Chapter 41

Landon

She’s laughing with her teammates.

Really laughing.

Head tossed back, her cheeks flushed, eyes bright as one of the girls—Daisy, I think—says something that makes them all burst into another round of snorting, full-body laughter. It’s unfiltered, genuine. The kind of laugh she used to give me before I ruined everything.

Before I kissed Dee and watched Willow shatter.

My throat tightens as I lean against the rail, half-pretending to listen to the ideas Coach Crusher is laying out while I watch them.

She’s still got that fire in her—the one that pulled me in from the start. But there’s something else now. Strength. A kind of quiet resolve in the way she carries herself. Her team clearly looks to her. Hell, they orbit her as though she’s the gravity holding everything together. And maybe she is.

I had that.

And I threw it away, as if she didn’t matter.

It cuts deeper now, seeing her like this. Confident. Alive. Healing. The ache in my chest isn’t dull anymore—it’s sharp and razor-edged, tearing me apart from the inside out.

Because this Willow—the one leading her team, skating as if she has nothing left to prove—she’s everything.

She’s even more perfect than the girl I fell in love with.

And the only reason she even had to heal from anything is because I fucking broke her.

Not just with the kiss, but with the silence that followed. With the way I didn’t fight for her. I told myself I did it for her—because she deserved freedom, deserved better—but that was bullshit.

I was scared.

And now I get to sit on the sidelines and watch the bodyguards become her center of gravity. I saw the way that he kissed her. The way she melted into him.

Maybe she does.

And I’ve got no one to blame but myself.

I stay by the rail long after the break ends. Willow’s back in motion, darting between teammates, her movements fluid and precise. She’s made to move this way.

I should look away.

I don’t. I can’t

“Hell of a view, huh?”

The voice is too close—and too damn smug—to be anyone but one of her bodyguards. Carson, I think I heard her call him.

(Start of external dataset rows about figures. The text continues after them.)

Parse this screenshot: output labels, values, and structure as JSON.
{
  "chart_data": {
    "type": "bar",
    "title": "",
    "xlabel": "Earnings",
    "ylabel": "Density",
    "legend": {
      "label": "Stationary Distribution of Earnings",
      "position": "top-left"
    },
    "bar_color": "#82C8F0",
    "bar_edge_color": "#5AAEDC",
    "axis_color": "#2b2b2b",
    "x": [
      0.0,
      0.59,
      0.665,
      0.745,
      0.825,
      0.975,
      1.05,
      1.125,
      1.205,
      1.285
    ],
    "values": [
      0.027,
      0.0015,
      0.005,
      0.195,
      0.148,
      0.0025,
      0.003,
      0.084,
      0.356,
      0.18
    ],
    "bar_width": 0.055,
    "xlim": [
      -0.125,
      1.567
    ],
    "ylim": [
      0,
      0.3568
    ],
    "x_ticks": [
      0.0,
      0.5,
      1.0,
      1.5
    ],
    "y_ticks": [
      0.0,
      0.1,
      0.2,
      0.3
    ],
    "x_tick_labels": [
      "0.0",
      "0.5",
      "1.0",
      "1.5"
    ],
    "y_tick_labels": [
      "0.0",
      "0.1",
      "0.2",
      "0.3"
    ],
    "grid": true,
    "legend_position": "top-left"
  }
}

I don’t flinch, just drag my eyes off Willow and onto him. He’s lounging next to me, arms folded, that ever-present smirk tugging at his mouth as if this is all a game. And he already knows the outcome and has won.

Maybe he has.

“She’s doing good,” I say, keeping my tone level. “Stronger than I’ve ever seen her.”

“Yeah.” Carson doesn’t look at me. His eyes stay locked on the rink. “Turns out heartbreak builds some solid muscle.”

I don’t take the bait. Not right away.

“She deserves to be happy,” I murmur, because it’s the only truth I have left.

Carson finally looks at me. And for once, the teasing fades. What’s left in his eyes isn’t smugness—it's a warning. Possessive.

“She does,” he agrees. “Which is why we’re here.”

We. He doesn’t say I. He says we like they’re already a unit. A pack.

“She was mine first,” I say quietly.

Carson tilts his head. “No, man. She was hers first. She isn’t property to be owned. You just got a shot and blew it.”

I suck in a breath, the words hitting me where it hurts.

And he knows it.

But Carson doesn’t press. He just nods once, sharp and final, then pushes off the rail. “We don’t have to be enemies, you know,” he adds over his shoulder. “Unless you want to be.”

I watch him walk away, back toward his pack. Which, if it doesn’t already, will include Willow with them soon.

Them.

The door I slammed shut might still exist, but there’s a whole new one forming now. And I’m on the wrong side of it.